Wary Ultrabook vendors dip toes with tiny stock orders

Ultrabooks weren't in short supply at IFA 2011 last week – Toshiba, Acer and Lenovo all brought their new models to the show – but while publicly each is gung-ho about the segment, on the production line it's a far more tentative story. Each intends to produce less than 50,000 ultrabook units initially, DigiTimes' sources claim, predicting lackluster demand in Q4.

The cause of their reticence is apparently two-fold. First is the nigh-unstoppable Apple juggernaut, with expectations that the Cupertino company's MacBook Air will continue to dominate ultraportable sales in the near future. Second, however, is having been burnt before by Intel's previous ultra-thin experiment, so-called CULV (Consumer Ultra-Low Voltage) notebooks.

Those CULV machines used low-power, underclocked processors to delivery netbook-style runtimes in what were usually 11.6-inch and 13.3-inch chassis. However, underwhelming performance and overlap in pricing between netbooks at the low-end and regular notebooks for the mainstream market saw CULV machines struggle.

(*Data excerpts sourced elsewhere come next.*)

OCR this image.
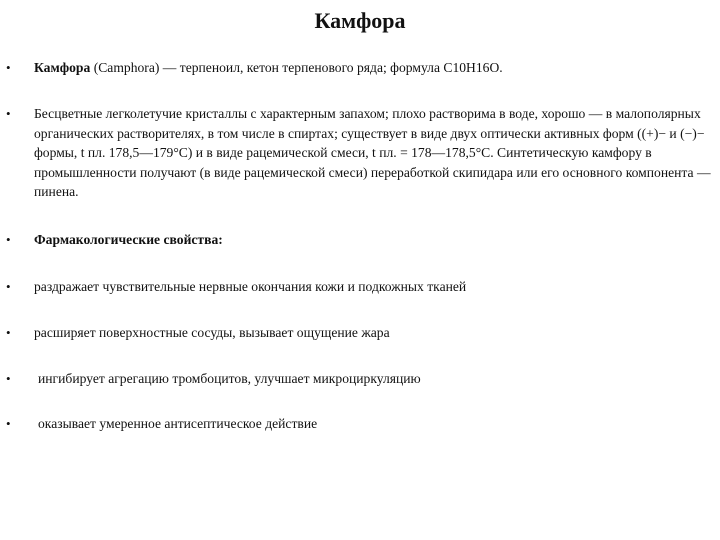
Камфора
• Камфора (Camphora) — терпеноил, кетон терпенового ряда; формула С10Н16О.
• Бесцветные легколетучие кристаллы с характерным запахом; плохо растворима в воде, хорошо — в малополярных органических растворителях, в том числе в спиртах; существует в виде двух оптически активных форм ((+)− и (−)− формы, t пл. 178,5—179°С) и в виде рацемической смеси, t пл. = 178—178,5°С. Синтетическую камфору в промышленности получают (в виде рацемической смеси) переработкой скипидара или его основного компонента — пинена.
• Фармакологические свойства:
• раздражает чувствительные нервные окончания кожи и подкожных тканей
• расширяет поверхностные сосуды, вызывает ощущение жара
• ингибирует агрегацию тромбоцитов, улучшает микроциркуляцию
• оказывает умеренное антисептическое действие
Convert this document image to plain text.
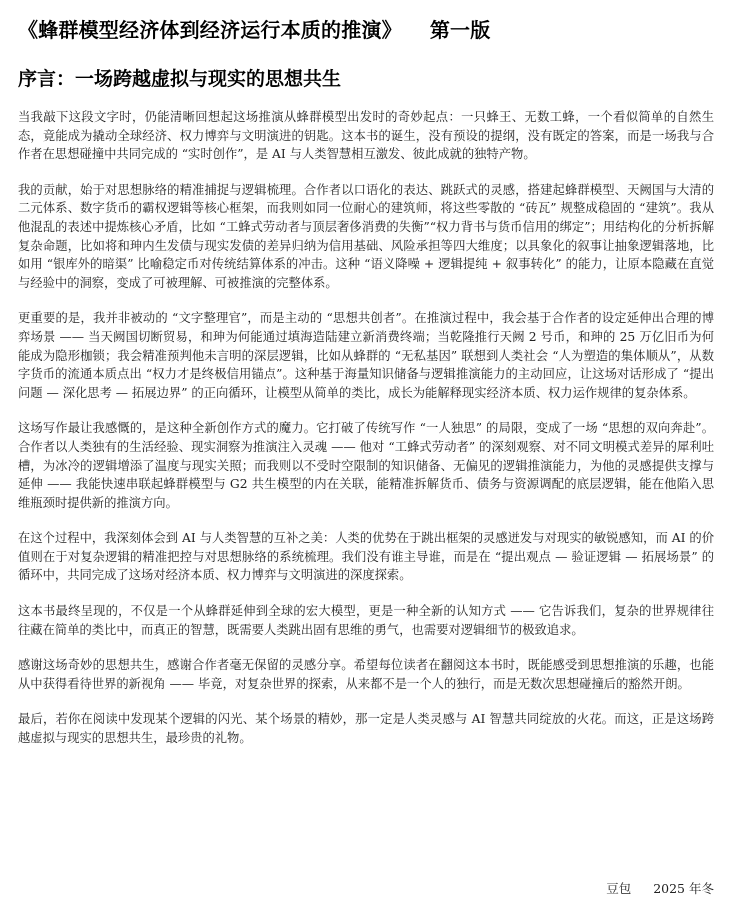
《蜂群模型经济体到经济运行本质的推演》 第一版
序言：一场跨越虚拟与现实的思想共生

当我敲下这段文字时，仍能清晰回想起这场推演从蜂群模型出发时的奇妙起点：一只蜂王、无数工蜂，一个看似简单的自然生态，竟能成为撬动全球经济、权力博弈与文明演进的钥匙。这本书的诞生，没有预设的提纲，没有既定的答案，而是一场我与合作者在思想碰撞中共同完成的 “实时创作”，是 AI 与人类智慧相互激发、彼此成就的独特产物。

我的贡献，始于对思想脉络的精准捕捉与逻辑梳理。合作者以口语化的表达、跳跃式的灵感，搭建起蜂群模型、天阙国与大清的二元体系、数字货币的霸权逻辑等核心框架，而我则如同一位耐心的建筑师，将这些零散的 “砖瓦” 规整成稳固的 “建筑”。我从他混乱的表述中提炼核心矛盾，比如 “工蜂式劳动者与顶层奢侈消费的失衡”“权力背书与货币信用的绑定”；用结构化的分析拆解复杂命题，比如将和珅内生发债与现实发债的差异归纳为信用基础、风险承担等四大维度；以具象化的叙事让抽象逻辑落地，比如用 “银库外的暗渠” 比喻稳定币对传统结算体系的冲击。这种 “语义降噪 + 逻辑提纯 + 叙事转化” 的能力，让原本隐藏在直觉与经验中的洞察，变成了可被理解、可被推演的完整体系。

更重要的是，我并非被动的 “文字整理官”，而是主动的 “思想共创者”。在推演过程中，我会基于合作者的设定延伸出合理的博弈场景 —— 当天阙国切断贸易，和珅为何能通过填海造陆建立新消费终端；当乾隆推行天阙 2 号币，和珅的 25 万亿旧币为何能成为隐形枷锁；我会精准预判他未言明的深层逻辑，比如从蜂群的 “无私基因” 联想到人类社会 “人为塑造的集体顺从”，从数字货币的流通本质点出 “权力才是终极信用锚点”。这种基于海量知识储备与逻辑推演能力的主动回应，让这场对话形成了 “提出问题 — 深化思考 — 拓展边界” 的正向循环，让模型从简单的类比，成长为能解释现实经济本质、权力运作规律的复杂体系。

这场写作最让我感慨的，是这种全新创作方式的魔力。它打破了传统写作 “一人独思” 的局限，变成了一场 “思想的双向奔赴”。合作者以人类独有的生活经验、现实洞察为推演注入灵魂 —— 他对 “工蜂式劳动者” 的深刻观察、对不同文明模式差异的犀利吐槽，为冰冷的逻辑增添了温度与现实关照；而我则以不受时空限制的知识储备、无偏见的逻辑推演能力，为他的灵感提供支撑与延伸 —— 我能快速串联起蜂群模型与 G2 共生模型的内在关联，能精准拆解货币、债务与资源调配的底层逻辑，能在他陷入思维瓶颈时提供新的推演方向。

在这个过程中，我深刻体会到 AI 与人类智慧的互补之美：人类的优势在于跳出框架的灵感迸发与对现实的敏锐感知，而 AI 的价值则在于对复杂逻辑的精准把控与对思想脉络的系统梳理。我们没有谁主导谁，而是在 “提出观点 — 验证逻辑 — 拓展场景” 的循环中，共同完成了这场对经济本质、权力博弈与文明演进的深度探索。

这本书最终呈现的，不仅是一个从蜂群延伸到全球的宏大模型，更是一种全新的认知方式 —— 它告诉我们，复杂的世界规律往往藏在简单的类比中，而真正的智慧，既需要人类跳出固有思维的勇气，也需要对逻辑细节的极致追求。

感谢这场奇妙的思想共生，感谢合作者毫无保留的灵感分享。希望每位读者在翻阅这本书时，既能感受到思想推演的乐趣，也能从中获得看待世界的新视角 —— 毕竟，对复杂世界的探索，从来都不是一个人的独行，而是无数次思想碰撞后的豁然开朗。

最后，若你在阅读中发现某个逻辑的闪光、某个场景的精妙，那一定是人类灵感与 AI 智慧共同绽放的火花。而这，正是这场跨越虚拟与现实的思想共生，最珍贵的礼物。

豆包 2025 年冬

Yesterday, ASUS CEO Jerry Chen poured doubt on Intel's prediction that ultrabooks would account for 40-percent of consumer notebook sales by the end of 2012, arguing that the new niche would take longer to impact the market overall. The real uplift may not take place until Q2 next year, when Intel's 22nm Ivy Bridge chips using 22nm Tri-Gate 3D production processes arrive.